Die christliche Begräbnisliturgie ist deshalb immer auch eine Feier in der Gemeinschaft. Die Leidtragenden werden in einer solidarischen Gemeinschaft gestärkt. Rosenkranz und Trauergottesdienst (Requiem) sind darauf angelegt, Schmerz und Trauer der Angehörigen auf eine gute Zukunft zu öffnen. Fragen zum Rosenkranz können Sie mit Frau Roswitha Rieger (Tel 07427/3580) klären, die auch das Beten in der Kirche übernimmt.

 

Gegenwärtig verändern sich die Einstellungen zu Tod und Bestattung in unserer Gesellschaft und es entstehen sehr individuelle Begräbnisliturgien. Aus christlicher Sicht ist folgendes zu bedenken:


Die Vielzahl von verschiedenen Beisetzungsformen sollte die christliche Tradition nicht verdecken.

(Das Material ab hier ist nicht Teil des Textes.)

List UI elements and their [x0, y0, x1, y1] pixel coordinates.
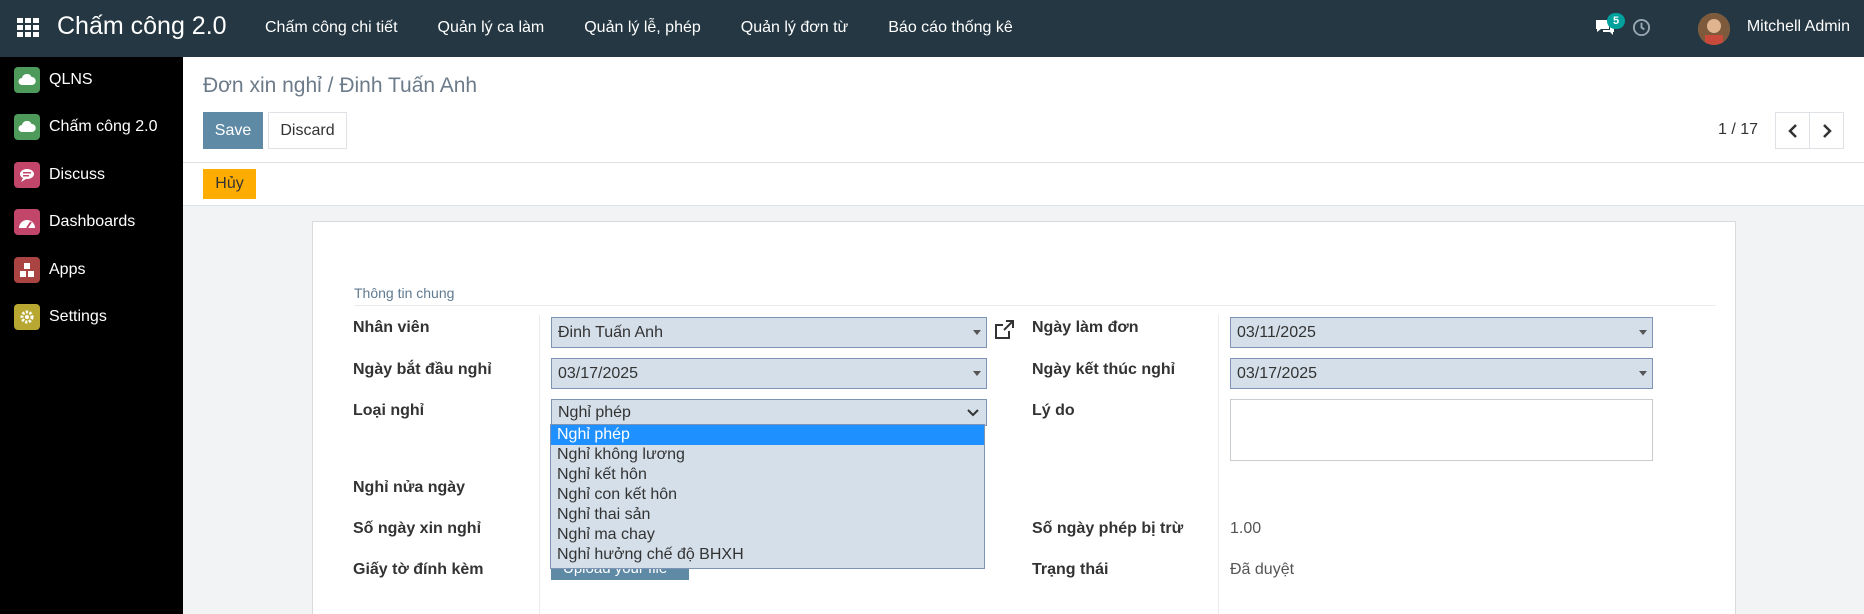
top-menu: Chấm công chi tiết Quản lý ca làm Quản l… [245, 0, 1033, 57]
caret-down-icon [973, 371, 981, 376]
sidebar-item-apps[interactable]: Apps [14, 256, 85, 284]
user-name[interactable]: Mitchell Admin [1747, 18, 1850, 36]
app-brand[interactable]: Chấm công 2.0 [57, 12, 227, 41]
cloud-icon [14, 67, 40, 93]
sidebar-item-label: Settings [49, 308, 107, 325]
save-button[interactable]: Save [203, 112, 263, 149]
sidebar-item-dashboards[interactable]: Dashboards [14, 208, 135, 236]
request-date-label: Ngày làm đơn [1032, 319, 1139, 336]
sidebar-item-label: QLNS [49, 71, 93, 88]
sidebar-item-label: Apps [49, 261, 86, 278]
discard-button[interactable]: Discard [268, 112, 347, 149]
cubes-icon [14, 257, 40, 283]
activity-clock-icon[interactable] [1632, 18, 1651, 37]
sidebar-item-qlns[interactable]: QLNS [14, 66, 93, 94]
caret-down-icon [1639, 371, 1647, 376]
app-sidebar: QLNS Chấm công 2.0 Discuss Dashboards Ap… [0, 57, 183, 614]
sidebar-item-label: Dashboards [49, 213, 136, 230]
leave-type-option[interactable]: Nghỉ thai sản [551, 505, 984, 525]
employee-label: Nhân viên [353, 319, 430, 336]
menu-quan-ly-le-phep[interactable]: Quản lý lễ, phép [564, 0, 721, 57]
messages-count-badge: 5 [1607, 13, 1625, 29]
leave-type-dropdown-list: Nghỉ phép Nghỉ không lương Nghỉ kết hôn … [550, 424, 985, 569]
reason-textarea[interactable] [1230, 399, 1653, 461]
menu-quan-ly-don-tu[interactable]: Quản lý đơn từ [721, 0, 868, 57]
request-date-value: 03/11/2025 [1237, 324, 1316, 341]
leave-type-option[interactable]: Nghỉ con kết hôn [551, 485, 984, 505]
start-date-value: 03/17/2025 [558, 365, 639, 382]
group-divider [354, 305, 1716, 306]
end-date-value: 03/17/2025 [1237, 365, 1318, 382]
user-avatar[interactable] [1698, 13, 1730, 45]
caret-down-icon [973, 330, 981, 335]
menu-bao-cao-thong-ke[interactable]: Báo cáo thống kê [868, 0, 1033, 57]
pager-counter[interactable]: 1 / 17 [1718, 121, 1758, 139]
leave-type-select[interactable]: Nghỉ phép [551, 399, 987, 426]
external-link-icon[interactable] [993, 319, 1015, 341]
chat-bubble-icon [14, 162, 40, 188]
menu-cham-cong-chi-tiet[interactable]: Chấm công chi tiết [245, 0, 418, 57]
state-label: Trạng thái [1032, 561, 1109, 578]
status-bar: Hủy [183, 163, 1864, 206]
chevron-down-icon [967, 409, 979, 417]
start-date-input[interactable]: 03/17/2025 [551, 358, 987, 389]
pager-previous-button[interactable] [1775, 112, 1810, 149]
sidebar-item-discuss[interactable]: Discuss [14, 161, 105, 189]
breadcrumb[interactable]: Đơn xin nghỉ / Đinh Tuấn Anh [203, 74, 477, 98]
group-title: Thông tin chung [354, 285, 455, 301]
employee-select[interactable]: Đinh Tuấn Anh [551, 317, 987, 348]
apps-menu-icon[interactable] [17, 18, 39, 38]
top-navbar: Chấm công 2.0 Chấm công chi tiết Quản lý… [0, 0, 1864, 57]
request-date-input[interactable]: 03/11/2025 [1230, 317, 1653, 348]
control-panel: Đơn xin nghỉ / Đinh Tuấn Anh Save Discar… [183, 57, 1864, 163]
leave-type-option[interactable]: Nghỉ ma chay [551, 525, 984, 545]
start-date-label: Ngày bắt đầu nghỉ [353, 361, 492, 378]
employee-value: Đinh Tuấn Anh [558, 324, 663, 341]
pager-next-button[interactable] [1809, 112, 1844, 149]
sidebar-item-settings[interactable]: Settings [14, 303, 107, 331]
leave-type-option[interactable]: Nghỉ không lương [551, 445, 984, 465]
leave-type-option[interactable]: Nghỉ hưởng chế độ BHXH [551, 545, 984, 565]
cloud-icon [14, 114, 40, 140]
attachment-label: Giấy tờ đính kèm [353, 561, 484, 578]
leave-type-label: Loại nghỉ [353, 402, 425, 419]
end-date-input[interactable]: 03/17/2025 [1230, 358, 1653, 389]
reason-label: Lý do [1032, 402, 1075, 419]
menu-quan-ly-ca-lam[interactable]: Quản lý ca làm [418, 0, 565, 57]
form-sheet: Thông tin chung Nhân viên Ngày bắt đầu n… [312, 221, 1736, 614]
end-date-label: Ngày kết thúc nghỉ [1032, 361, 1176, 378]
cancel-request-button[interactable]: Hủy [203, 169, 256, 199]
deducted-days-label: Số ngày phép bị trừ [1032, 520, 1184, 537]
column-divider [539, 315, 540, 614]
sidebar-item-cham-cong[interactable]: Chấm công 2.0 [14, 113, 158, 141]
gauge-icon [14, 209, 40, 235]
leave-type-option[interactable]: Nghỉ phép [551, 425, 984, 445]
leave-type-option[interactable]: Nghỉ kết hôn [551, 465, 984, 485]
chevron-left-icon [1787, 123, 1797, 138]
chevron-right-icon [1822, 123, 1832, 138]
deducted-days-value: 1.00 [1230, 520, 1262, 537]
sidebar-item-label: Chấm công 2.0 [49, 118, 158, 135]
caret-down-icon [1639, 330, 1647, 335]
column-divider [1218, 315, 1219, 614]
state-value: Đã duyệt [1230, 561, 1295, 578]
leave-type-value: Nghỉ phép [558, 404, 631, 421]
gear-icon [14, 304, 40, 330]
half-day-label: Nghỉ nửa ngày [353, 479, 466, 496]
sidebar-item-label: Discuss [49, 166, 106, 183]
days-requested-label: Số ngày xin nghỉ [353, 520, 482, 537]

Dabei muss die christliche Kultur in der liturgischen Feier noch erkennbar sein. Leider gehört die traditionelle Erdbestattung zwischenzeitlich zu den teuersten Bestattungsformen. Somit ist für viele Bedürftige aus finanziellen Gründen keine freie Entscheidung möglich. Eine öffentliche Diskussion darüber ist sehr sinnvoll.

 

Es ist ratsam, im Krankheitsfall über das Pfarramt rechtzeitig die Krankensalbung zu erbitten.

 

Im Todesfall kann ein Pfarrer gerufen und die Scheidegebete gesprochen werden (Gotteslob, Nr. 79 Abschnitt 6). Die örtlichen Bestattungsinstitute helfen bei der Organisation der Beerdigung und koordinieren den Beisetzungstermin mit dem Pfarramt.